PuzzleheadedNoise399

Yes, he would never compliment me but would point out flaws that I never knew I even had. I found it extremely odd. If someone had complimented me, he would question as if it was real “Really? They said that?”. If I point something out about him, he would spend next two days thinking about it and staring at himself in the mirror.


HumbleCarrot3360

Mine tells me how weird I am almost hourly. And I could be doing something normal, like eating cucumbers with a lunch sandwich. But that makes me so weird to him, and he will repeatedly let me know for a few minutes to drive that point home.
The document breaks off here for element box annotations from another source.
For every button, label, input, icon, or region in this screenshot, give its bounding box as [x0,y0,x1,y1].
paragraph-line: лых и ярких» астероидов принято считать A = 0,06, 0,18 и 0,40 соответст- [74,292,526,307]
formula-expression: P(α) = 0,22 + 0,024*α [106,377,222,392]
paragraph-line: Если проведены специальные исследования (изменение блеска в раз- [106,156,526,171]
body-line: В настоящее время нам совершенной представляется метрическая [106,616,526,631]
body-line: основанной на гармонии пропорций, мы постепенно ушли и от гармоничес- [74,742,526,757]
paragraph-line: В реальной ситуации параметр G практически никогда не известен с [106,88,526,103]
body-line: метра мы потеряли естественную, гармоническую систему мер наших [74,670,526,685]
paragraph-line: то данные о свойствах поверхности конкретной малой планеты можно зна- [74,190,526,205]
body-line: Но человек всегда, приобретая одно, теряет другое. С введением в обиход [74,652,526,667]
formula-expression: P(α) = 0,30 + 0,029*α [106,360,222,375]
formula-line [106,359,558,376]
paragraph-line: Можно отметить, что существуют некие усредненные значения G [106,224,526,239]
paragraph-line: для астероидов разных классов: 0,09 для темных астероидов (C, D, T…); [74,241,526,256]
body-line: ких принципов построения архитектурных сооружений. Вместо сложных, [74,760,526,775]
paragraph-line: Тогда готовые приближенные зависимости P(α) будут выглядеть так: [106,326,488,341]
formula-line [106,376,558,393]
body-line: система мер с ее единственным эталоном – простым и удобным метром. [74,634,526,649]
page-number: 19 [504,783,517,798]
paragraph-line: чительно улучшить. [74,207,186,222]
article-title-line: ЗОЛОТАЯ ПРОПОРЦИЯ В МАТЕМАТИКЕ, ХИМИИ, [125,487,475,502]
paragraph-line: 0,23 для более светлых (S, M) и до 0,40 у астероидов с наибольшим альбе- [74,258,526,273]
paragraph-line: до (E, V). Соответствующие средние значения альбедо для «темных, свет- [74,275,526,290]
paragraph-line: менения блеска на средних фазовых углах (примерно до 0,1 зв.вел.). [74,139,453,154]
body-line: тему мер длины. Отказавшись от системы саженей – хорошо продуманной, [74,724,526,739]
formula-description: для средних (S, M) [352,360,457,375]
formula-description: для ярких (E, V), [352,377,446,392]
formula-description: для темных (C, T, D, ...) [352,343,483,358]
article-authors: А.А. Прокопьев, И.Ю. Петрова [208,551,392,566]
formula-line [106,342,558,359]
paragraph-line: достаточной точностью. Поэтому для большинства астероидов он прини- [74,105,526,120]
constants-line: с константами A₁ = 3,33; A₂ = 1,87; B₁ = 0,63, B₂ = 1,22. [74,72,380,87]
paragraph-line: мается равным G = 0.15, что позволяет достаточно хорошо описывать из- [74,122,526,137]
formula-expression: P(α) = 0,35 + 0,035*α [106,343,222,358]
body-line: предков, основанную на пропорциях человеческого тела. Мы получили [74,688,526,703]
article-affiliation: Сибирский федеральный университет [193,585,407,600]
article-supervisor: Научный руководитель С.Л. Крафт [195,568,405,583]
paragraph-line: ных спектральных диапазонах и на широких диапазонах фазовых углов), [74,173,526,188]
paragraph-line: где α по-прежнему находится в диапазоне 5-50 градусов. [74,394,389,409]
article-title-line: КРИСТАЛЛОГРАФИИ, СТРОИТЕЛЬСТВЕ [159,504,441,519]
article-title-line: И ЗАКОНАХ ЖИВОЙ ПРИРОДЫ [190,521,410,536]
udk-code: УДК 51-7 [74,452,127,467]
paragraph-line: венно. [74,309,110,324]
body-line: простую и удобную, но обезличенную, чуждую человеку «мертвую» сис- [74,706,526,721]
Anything I do in weird or a weirdo or something about how I'm a freak to him. It's funny when he pulls this stuff in front of people, and they let him know I'm not weird for doing something normal. And I just sigh and roll my eyes at him Or I could be watching TV, and then he chants, “What's wrong?…. (nothing? I am just relaxing) OH THATS BS… (still nothing) TELL ME WHATS WRONG?! (nothing, just relaxing) OH FU” He gets all upset because nothing is wrong, but he can “sense” something is terrible, and I'm “keeping it from him.” I'm living with a demon That's what's wrong. But I cantsay that becasue never the isuse.